Et le jardin dans tout ça ? Clé d’un univers d’émotions, espace intime de transition, on le traverse pour se dépouiller des impuretés du monde extérieur, de l’agitation de la vie quotidienne, des hiérarchies sociales et cheminer vers l’intérieur de soi. Le jardin de thé dénommé roji qui veut dire expressément l’allée couverte de rosée est véritablement un parcours initiatique qui mène à la salle de thé et repose sur les 4 principes d’harmonie, respect, pureté et quiétude. Apparu au XVIème siècle, il devient pour le maître de thé Sen no Rikyu, un élément aussi important que la maison de thé ou la cérémonie elle-même.

Passé le portail, rompant tout lien avec le monde extérieur, on y découvre une sensation de fraicheur préparant à la jouissance esthétique du pavillon de thé, la demeure de la paix. C’est en fait, le premier stade de la méditation, ressemblant à un sentier de forêt ou de montagne où se cacherait un ermitage. Contrairement au jardin zen des temples bouddhistes composé notamment de sable et de gravier ratissés que l’on contemple de loin, ici, on parcourt l’espace pour vivre des sensations, oublier le matériel et préparer à l’essentiel.

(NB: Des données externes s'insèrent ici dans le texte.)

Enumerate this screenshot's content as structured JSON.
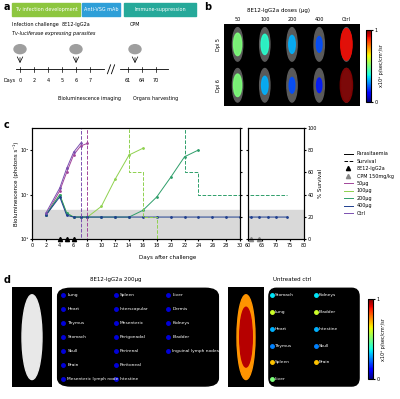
{
  "panel_a": {
    "letter": "a",
    "phases": [
      "Tv infection development",
      "Anti-VSG mAb",
      "Immune-suppression"
    ],
    "infection_label": "Infection challenge",
    "parasite_label": "Tv-luciferase expressing parasites",
    "mab_label": "8E12-IgG2a",
    "cpm_label": "CPM",
    "imaging_label": "Bioluminescence imaging",
    "harvest_label": "Organs harvesting",
    "days_label": "Days",
    "days": [
      0,
      2,
      4,
      5,
      6,
      7,
      61,
      64,
      70
    ]
  },
  "panel_b": {
    "letter": "b",
    "title": "8E12-IgG2a doses (µg)",
    "groups": [
      "50",
      "100",
      "200",
      "400",
      "Ctrl"
    ],
    "rows": [
      {
        "label": "Dpi 5",
        "signal": [
          0.5,
          0.4,
          0.3,
          0.2,
          0.9
        ]
      },
      {
        "label": "Dpi 6",
        "signal": [
          0.5,
          0.3,
          0.2,
          0.15,
          1
        ]
      }
    ],
    "colorbar": {
      "label": "x10⁶ p/sec/cm²/sr",
      "lim": [
        0,
        1
      ],
      "ticks": [
        0,
        1
      ]
    }
  },
  "chart_data": {
    "type": "line",
    "panel_label": "c",
    "x_label": "Days after challenge",
    "y_label": "Bioluminescence (photons s⁻¹)",
    "y2_label": "% Survival",
    "x": [
      0,
      2,
      4,
      5,
      6,
      7,
      8,
      10,
      12,
      14,
      16,
      18,
      20,
      22,
      24,
      26,
      28,
      30,
      61,
      64,
      67,
      70,
      74
    ],
    "xlim": [
      0,
      80
    ],
    "x_break": [
      30,
      60
    ],
    "xticks": [
      0,
      2,
      4,
      6,
      8,
      10,
      12,
      14,
      16,
      18,
      20,
      22,
      24,
      26,
      28,
      30,
      60,
      65,
      70,
      75,
      80
    ],
    "log": "y",
    "ylim": [
      100000.0,
      10000000000.0
    ],
    "yticks": [
      {
        "value": 100000.0,
        "label": "10⁵"
      },
      {
        "value": 10000000.0,
        "label": "10⁷"
      },
      {
        "value": 1000000000.0,
        "label": "10⁹"
      }
    ],
    "y2lim": [
      0,
      100
    ],
    "y2ticks": [
      0,
      20,
      40,
      60,
      80,
      100
    ],
    "legend": "center right",
    "line_entries": {
      "parasitaemia": "Parasitaemia",
      "survival": "Survival"
    },
    "background_band": [
      100000.0,
      2000000.0
    ],
    "treatments": [
      {
        "name": "8E12-IgG2a",
        "days": [
          4,
          5,
          6
        ],
        "color": "#000000",
        "marker": "triangle"
      },
      {
        "name": "CPM 150mg/kg",
        "days": [
          61,
          64
        ],
        "color": "#888888",
        "marker": "triangle"
      }
    ],
    "series": [
      {
        "name": "50µg",
        "color": "#a2469a",
        "values": [
          null,
          1200000.0,
          15000000.0,
          100000000.0,
          600000000.0,
          1500000000.0,
          2000000000.0,
          null,
          null,
          null,
          null,
          null,
          null,
          null,
          null,
          null,
          null,
          null,
          null,
          null,
          null,
          null,
          null
        ],
        "survival": [
          100,
          100,
          100,
          100,
          100,
          100,
          0,
          null,
          null,
          null,
          null,
          null,
          null,
          null,
          null,
          null,
          null,
          null,
          null,
          null,
          null,
          null,
          null
        ]
      },
      {
        "name": "100µg",
        "color": "#8fd14f",
        "values": [
          null,
          1200000.0,
          10000000.0,
          1500000.0,
          1000000.0,
          1000000.0,
          1000000.0,
          3000000.0,
          50000000.0,
          600000000.0,
          1200000000.0,
          null,
          null,
          null,
          null,
          null,
          null,
          null,
          null,
          null,
          null,
          null,
          null
        ],
        "survival": [
          100,
          100,
          100,
          100,
          100,
          100,
          100,
          100,
          100,
          60,
          20,
          0,
          null,
          null,
          null,
          null,
          null,
          null,
          null,
          null,
          null,
          null,
          null
        ]
      },
      {
        "name": "200µg",
        "color": "#2e9e6a",
        "values": [
          null,
          1200000.0,
          10000000.0,
          1500000.0,
          1000000.0,
          1000000.0,
          1000000.0,
          1000000.0,
          1000000.0,
          1000000.0,
          2000000.0,
          8000000.0,
          60000000.0,
          500000000.0,
          1000000000.0,
          null,
          null,
          null,
          null,
          null,
          null,
          null,
          null
        ],
        "survival": [
          100,
          100,
          100,
          100,
          100,
          100,
          100,
          100,
          100,
          100,
          100,
          100,
          100,
          60,
          40,
          40,
          40,
          40,
          40,
          40,
          40,
          40,
          40
        ]
      },
      {
        "name": "400µg",
        "color": "#1f3f8f",
        "values": [
          null,
          1200000.0,
          8000000.0,
          1200000.0,
          1000000.0,
          1000000.0,
          1000000.0,
          1000000.0,
          1000000.0,
          1000000.0,
          1000000.0,
          1000000.0,
          1000000.0,
          1000000.0,
          1000000.0,
          1000000.0,
          1000000.0,
          1000000.0,
          1000000.0,
          1000000.0,
          1000000.0,
          1000000.0,
          1000000.0
        ],
        "survival": [
          100,
          100,
          100,
          100,
          100,
          100,
          100,
          100,
          100,
          100,
          100,
          100,
          100,
          100,
          100,
          100,
          100,
          100,
          100,
          100,
          100,
          100,
          100
        ]
      },
      {
        "name": "Ctrl",
        "color": "#7b4fb0",
        "values": [
          null,
          1500000.0,
          20000000.0,
          150000000.0,
          800000000.0,
          2000000000.0,
          null,
          null,
          null,
          null,
          null,
          null,
          null,
          null,
          null,
          null,
          null,
          null,
          null,
          null,
          null,
          null,
          null
        ],
        "survival": [
          100,
          100,
          100,
          100,
          100,
          0,
          null,
          null,
          null,
          null,
          null,
          null,
          null,
          null,
          null,
          null,
          null,
          null,
          null,
          null,
          null,
          null,
          null
        ]
      }
    ]
  },
  "panel_d": {
    "letter": "d",
    "treated": {
      "title": "8E12-IgG2a 200µg",
      "organs": [
        "Lung",
        "Heart",
        "Thymus",
        "Stomach",
        "Skull",
        "Brain",
        "Mesenteric lymph node",
        "Spleen",
        "Interscapular",
        "Mesenteric",
        "Perigonadal",
        "Perirenal",
        "Peritoneal",
        "Intestine",
        "Liver",
        "Dermis",
        "Kidneys",
        "Bladder",
        "Inguinal lymph nodes"
      ]
    },
    "control": {
      "title": "Untreated ctrl",
      "organs": [
        "Stomach",
        "Lung",
        "Heart",
        "Thymus",
        "Spleen",
        "Liver",
        "Kidneys",
        "Bladder",
        "Intestine",
        "Skull",
        "Brain"
      ]
    },
    "colorbar": {
      "label": "x10⁶ p/sec/cm²/sr",
      "lim": [
        0,
        1
      ],
      "ticks": [
        0,
        1
      ]
    }
  }
}
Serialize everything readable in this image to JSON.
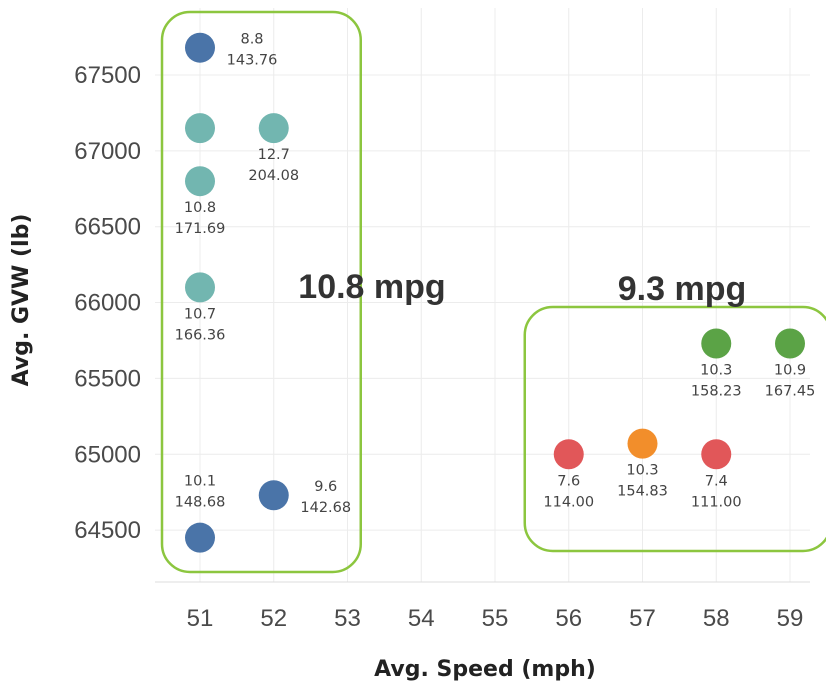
{
  "chart_data": {
    "type": "scatter",
    "xlabel": "Avg. Speed (mph)",
    "ylabel": "Avg. GVW (lb)",
    "x_ticks": [
      51,
      52,
      53,
      54,
      55,
      56,
      57,
      58,
      59
    ],
    "y_ticks": [
      64500,
      65000,
      65500,
      66000,
      66500,
      67000,
      67500
    ],
    "xlim": [
      50.4,
      59.4
    ],
    "ylim": [
      64200,
      67950
    ],
    "grid": true,
    "points": [
      {
        "x": 51,
        "y": 67680,
        "label1": "8.8",
        "label2": "143.76",
        "color": "#4a74a8",
        "label_pos": "right"
      },
      {
        "x": 51,
        "y": 67150,
        "label1": "",
        "label2": "",
        "color": "#72b6b0",
        "label_pos": "none"
      },
      {
        "x": 52,
        "y": 67150,
        "label1": "12.7",
        "label2": "204.08",
        "color": "#72b6b0",
        "label_pos": "below"
      },
      {
        "x": 51,
        "y": 66800,
        "label1": "10.8",
        "label2": "171.69",
        "color": "#72b6b0",
        "label_pos": "below"
      },
      {
        "x": 51,
        "y": 66100,
        "label1": "10.7",
        "label2": "166.36",
        "color": "#72b6b0",
        "label_pos": "below"
      },
      {
        "x": 51,
        "y": 64450,
        "label1": "10.1",
        "label2": "148.68",
        "color": "#4a74a8",
        "label_pos": "above"
      },
      {
        "x": 52,
        "y": 64730,
        "label1": "9.6",
        "label2": "142.68",
        "color": "#4a74a8",
        "label_pos": "right"
      },
      {
        "x": 58,
        "y": 65730,
        "label1": "10.3",
        "label2": "158.23",
        "color": "#5ba346",
        "label_pos": "below"
      },
      {
        "x": 59,
        "y": 65730,
        "label1": "10.9",
        "label2": "167.45",
        "color": "#5ba346",
        "label_pos": "below"
      },
      {
        "x": 56,
        "y": 65000,
        "label1": "7.6",
        "label2": "114.00",
        "color": "#e15759",
        "label_pos": "below"
      },
      {
        "x": 57,
        "y": 65070,
        "label1": "10.3",
        "label2": "154.83",
        "color": "#f28e2b",
        "label_pos": "below"
      },
      {
        "x": 58,
        "y": 65000,
        "label1": "7.4",
        "label2": "111.00",
        "color": "#e15759",
        "label_pos": "below"
      }
    ],
    "annotations": [
      {
        "text": "10.8 mpg"
      },
      {
        "text": "9.3 mpg"
      }
    ],
    "colors": {
      "group_box": "#8cc63f",
      "grid": "#ececec"
    }
  }
}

La végétation y est sobre et volontairement limitée. Beaucoup de formes sauvages ou tortueuses, des feuillages verts persistants, des fougères et des mousses, pas de couleurs vives ni de parfums. Des pierres et quelques décors symboliques annoncent la présence humaine, tels les portails, les ponts, la lanterne de pierre jusqu’alors réservée aux sanctuaires shintoïstes et aux monastères bouddhistes et le lave-main servant non seulement à faire les ablutions avant la cérémonie mais aussi à purifier l’esprit. Sans oublier les pierres de passage, ces fameux pas japonais, irréguliers et asymétriques qui intentionnellement ne laissent passer qu’une seule personne à la fois pour ralentir le cheminement d’une voie bouddhique lente et parfois difficile.

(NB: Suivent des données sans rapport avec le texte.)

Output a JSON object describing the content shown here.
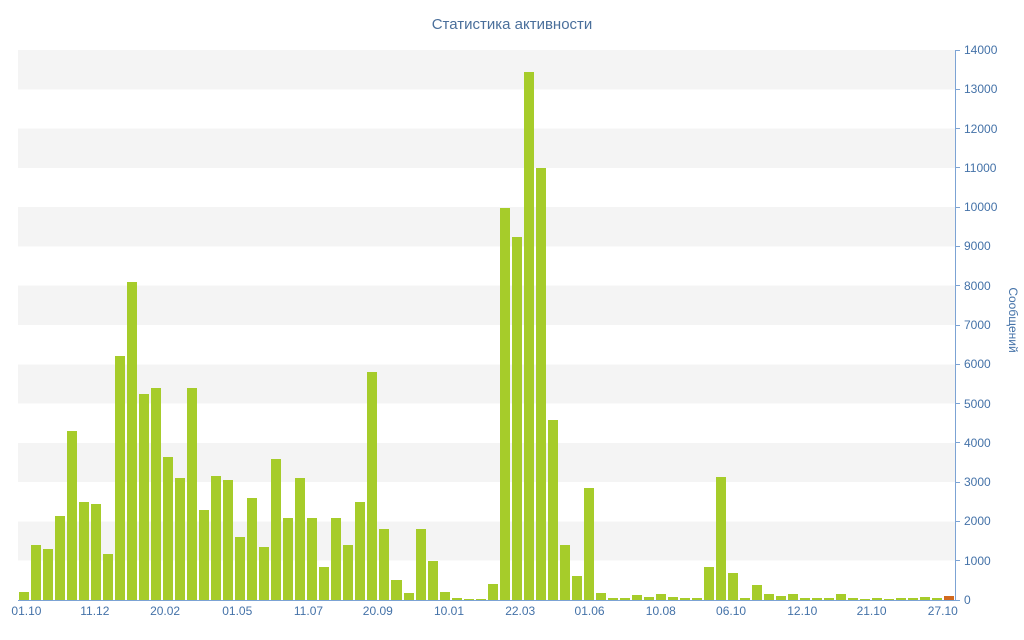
{
  "chart": {
    "title": "Статистика активности",
    "ylabel": "Сообщений"
  },
  "chart_data": {
    "type": "bar",
    "title": "Статистика активности",
    "xlabel": "",
    "ylabel": "Сообщений",
    "ylim": [
      0,
      14000
    ],
    "grid": "horizontal-bands",
    "legend": "none",
    "y_ticks": [
      0,
      1000,
      2000,
      3000,
      4000,
      5000,
      6000,
      7000,
      8000,
      9000,
      10000,
      11000,
      12000,
      13000,
      14000
    ],
    "x_ticks": [
      {
        "label": "01.10",
        "pos": 0.9
      },
      {
        "label": "11.12",
        "pos": 8.2
      },
      {
        "label": "20.02",
        "pos": 15.7
      },
      {
        "label": "01.05",
        "pos": 23.4
      },
      {
        "label": "11.07",
        "pos": 31.0
      },
      {
        "label": "20.09",
        "pos": 38.4
      },
      {
        "label": "10.01",
        "pos": 46.0
      },
      {
        "label": "22.03",
        "pos": 53.6
      },
      {
        "label": "01.06",
        "pos": 61.0
      },
      {
        "label": "10.08",
        "pos": 68.6
      },
      {
        "label": "06.10",
        "pos": 76.1
      },
      {
        "label": "12.10",
        "pos": 83.7
      },
      {
        "label": "21.10",
        "pos": 91.1
      },
      {
        "label": "27.10",
        "pos": 98.7
      }
    ],
    "values": [
      200,
      1400,
      1300,
      2150,
      4300,
      2500,
      2450,
      1170,
      6200,
      8100,
      5250,
      5400,
      3650,
      3100,
      5400,
      2300,
      3150,
      3050,
      1600,
      2600,
      1350,
      3600,
      2100,
      3100,
      2100,
      850,
      2100,
      1400,
      2500,
      5800,
      1800,
      500,
      180,
      1800,
      1000,
      200,
      50,
      30,
      30,
      420,
      9970,
      9230,
      13450,
      11000,
      4580,
      1400,
      620,
      2850,
      180,
      60,
      40,
      130,
      70,
      150,
      80,
      40,
      50,
      840,
      3130,
      700,
      60,
      380,
      150,
      100,
      160,
      60,
      40,
      50,
      160,
      40,
      30,
      50,
      30,
      40,
      60,
      80,
      50,
      100
    ],
    "colors": {
      "bar": "#a6cc2a",
      "last_bar": "#d2691e",
      "axis_text": "#4472a8",
      "axis_line": "#7ca3d4",
      "title": "#4a6f9b",
      "band": "#f4f4f4"
    }
  }
}
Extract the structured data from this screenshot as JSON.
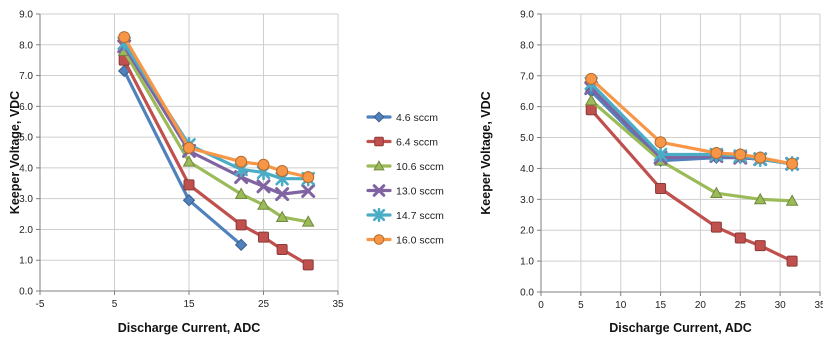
{
  "chart_data": [
    {
      "type": "line",
      "xlabel": "Discharge Current, ADC",
      "ylabel": "Keeper Voltage, VDC",
      "xlim": [
        -5,
        35
      ],
      "ylim": [
        0,
        9
      ],
      "xticks": [
        "-5",
        "5",
        "15",
        "25",
        "35"
      ],
      "yticks": [
        "0.0",
        "1.0",
        "2.0",
        "3.0",
        "4.0",
        "5.0",
        "6.0",
        "7.0",
        "8.0",
        "9.0"
      ],
      "grid": true,
      "legend_position": "right",
      "series": [
        {
          "name": "4.6 sccm",
          "color": "#4f81bd",
          "marker": "diamond",
          "x": [
            6.3,
            15,
            22
          ],
          "y": [
            7.15,
            2.95,
            1.5
          ]
        },
        {
          "name": "6.4 sccm",
          "color": "#c0504d",
          "marker": "square",
          "x": [
            6.3,
            15,
            22,
            25,
            27.5,
            31
          ],
          "y": [
            7.5,
            3.45,
            2.15,
            1.75,
            1.35,
            0.85
          ]
        },
        {
          "name": "10.6 sccm",
          "color": "#9bbb59",
          "marker": "triangle",
          "x": [
            6.3,
            15,
            22,
            25,
            27.5,
            31
          ],
          "y": [
            7.8,
            4.2,
            3.15,
            2.8,
            2.4,
            2.25
          ]
        },
        {
          "name": "13.0 sccm",
          "color": "#8064a2",
          "marker": "x",
          "x": [
            6.3,
            15,
            22,
            25,
            27.5,
            31
          ],
          "y": [
            7.95,
            4.55,
            3.7,
            3.4,
            3.15,
            3.25
          ]
        },
        {
          "name": "14.7 sccm",
          "color": "#4bacc6",
          "marker": "star",
          "x": [
            6.3,
            15,
            22,
            25,
            27.5,
            31
          ],
          "y": [
            8.05,
            4.75,
            3.95,
            3.85,
            3.65,
            3.65
          ]
        },
        {
          "name": "16.0 sccm",
          "color": "#f79646",
          "marker": "circle",
          "x": [
            6.3,
            15,
            22,
            25,
            27.5,
            31
          ],
          "y": [
            8.25,
            4.65,
            4.2,
            4.1,
            3.9,
            3.7
          ]
        }
      ]
    },
    {
      "type": "line",
      "xlabel": "Discharge Current, ADC",
      "ylabel": "Keeper Voltage, VDC",
      "xlim": [
        0,
        35
      ],
      "ylim": [
        0,
        9
      ],
      "xticks": [
        "0",
        "5",
        "10",
        "15",
        "20",
        "25",
        "30",
        "35"
      ],
      "yticks": [
        "0.0",
        "1.0",
        "2.0",
        "3.0",
        "4.0",
        "5.0",
        "6.0",
        "7.0",
        "8.0",
        "9.0"
      ],
      "grid": true,
      "series": [
        {
          "color": "#4f81bd",
          "marker": "diamond",
          "x": [
            6.3,
            15,
            22,
            25,
            27.5,
            31.5
          ],
          "y": [
            6.5,
            4.25,
            4.35,
            4.35,
            4.3,
            4.15
          ]
        },
        {
          "color": "#c0504d",
          "marker": "square",
          "x": [
            6.3,
            15,
            22,
            25,
            27.5,
            31.5
          ],
          "y": [
            5.9,
            3.35,
            2.1,
            1.75,
            1.5,
            1.0
          ]
        },
        {
          "color": "#9bbb59",
          "marker": "triangle",
          "x": [
            6.3,
            15,
            22,
            27.5,
            31.5
          ],
          "y": [
            6.2,
            4.25,
            3.2,
            3.0,
            2.95
          ]
        },
        {
          "color": "#8064a2",
          "marker": "x",
          "x": [
            6.3,
            15,
            22,
            25,
            27.5,
            31.5
          ],
          "y": [
            6.6,
            4.35,
            4.4,
            4.35,
            4.3,
            4.15
          ]
        },
        {
          "color": "#4bacc6",
          "marker": "star",
          "x": [
            6.3,
            15,
            22,
            25,
            27.5,
            31.5
          ],
          "y": [
            6.75,
            4.45,
            4.45,
            4.4,
            4.3,
            4.15
          ]
        },
        {
          "color": "#f79646",
          "marker": "circle",
          "x": [
            6.3,
            15,
            22,
            25,
            27.5,
            31.5
          ],
          "y": [
            6.9,
            4.85,
            4.5,
            4.45,
            4.35,
            4.15
          ]
        }
      ]
    }
  ]
}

Au bout de la promenade, apparait le pavillon de thé, une hutte paysanne au toit de chaume, modeste comme le jardin qui l’entoure. Simple et rustique, sans décor, il est propice à la méditation en offrant l’essentiel c’est-à-dire le minimum. Pour y entrer, on doit tous, sans distinction de statut, se plier en deux et se faufiler ; la voie du thé étant éminemment démocratique. Lorsqu’on s’assied sur des tatamis, dans une pénombre synonyme de suggestion ou d’imagination, les repères avec l’extérieur tombent, le détachement est total. Une cérémonie toute en retenue peut alors commencer. Elle fait prendre pleinement conscience du temps présent.